Synopsis : Après un siècle en stase dans un vaisseau spatial, En arrive à sa destination, un lieu légendaire venu d’une civilisation éteinte. Mais en s’aventurant dans les lieux, En réveillé la protection du système, créant des clônes d’elle-même pour protéger les lieux.

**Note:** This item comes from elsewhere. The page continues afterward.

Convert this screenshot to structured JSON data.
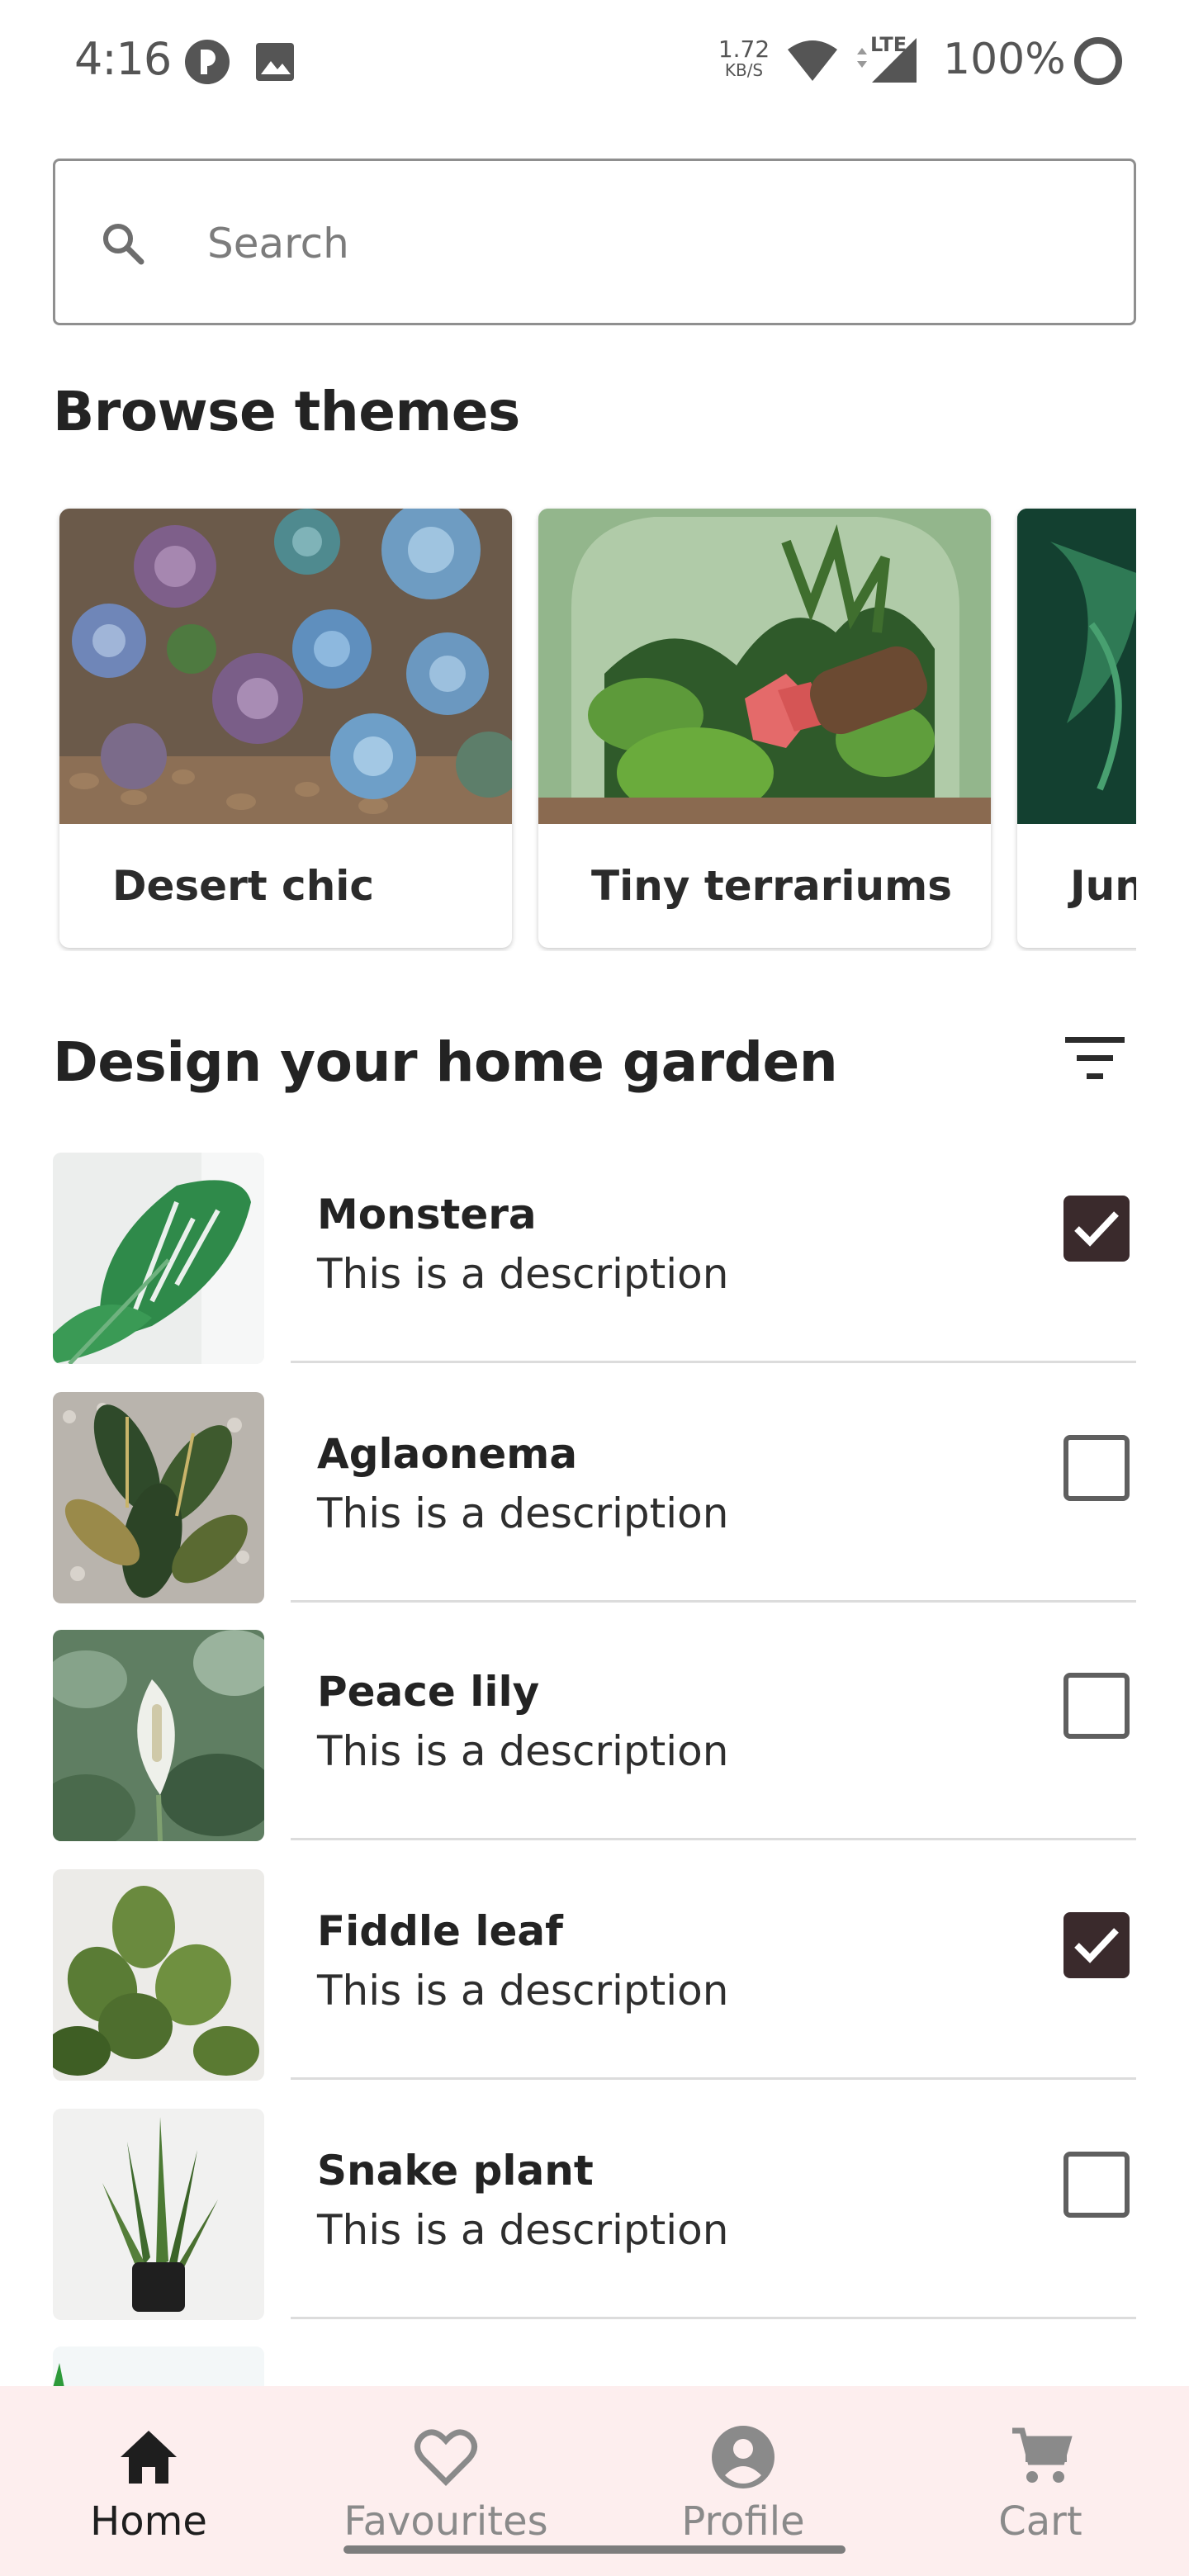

Echo, c’était le jeu qui me faisait de l’œil avec un simple trailer dévoilant son concept, peu de temps avant sa sortie. Du coup, paf, une petite précommande. Alors oui finalement, j’aurais mis un bon bout de temps avant de vous parler de ce Echo. Que voulez-vous, la vie, les films, les nombreux jeux, certains longs, certains courts. Puis depuis quelques temps, je met un point d’honneur à ne faire qu’un seul jeu à la fois, quitte à en laisser traîner pas mal sur le disque dur de la console pendant longtemps, voir parfois quasi deux ans. Mais revenons à Echo. Echo se déroule dans un univers de science fiction, est développé par une petite équipe (et n’a donc droit qu’à une sortie dématérialisée malheureusement), mais une petite équipe de professionnels qui ont un bon CV derrière eux. On y incarne En, qui après plus d’un siècle de sommeil dans un vaisseau spatial, arrive à sa destination. Alors oui, de base, on se réveille, on sort de son vaisseau, et on découvre de gigantesques et splendides décors vides, et on pense avant tout à Alien. Explorer une civilisation disparue depuis des années, tout ça, voilà qui fait plaisir. Alors oui, l’introduction est un peu longue, mais fait finalement bien monter la sauce. Je l’ai aimé cette introduction même. Nous découvrons notre personnage, son maniement, les premiers environnements, plutôt beaux d’ailleurs, pendant que l’on nous parle à distance. On descend des escaliers, on explore d’énormes pièces à l’architecture bien datée mais oh combien somptueuse.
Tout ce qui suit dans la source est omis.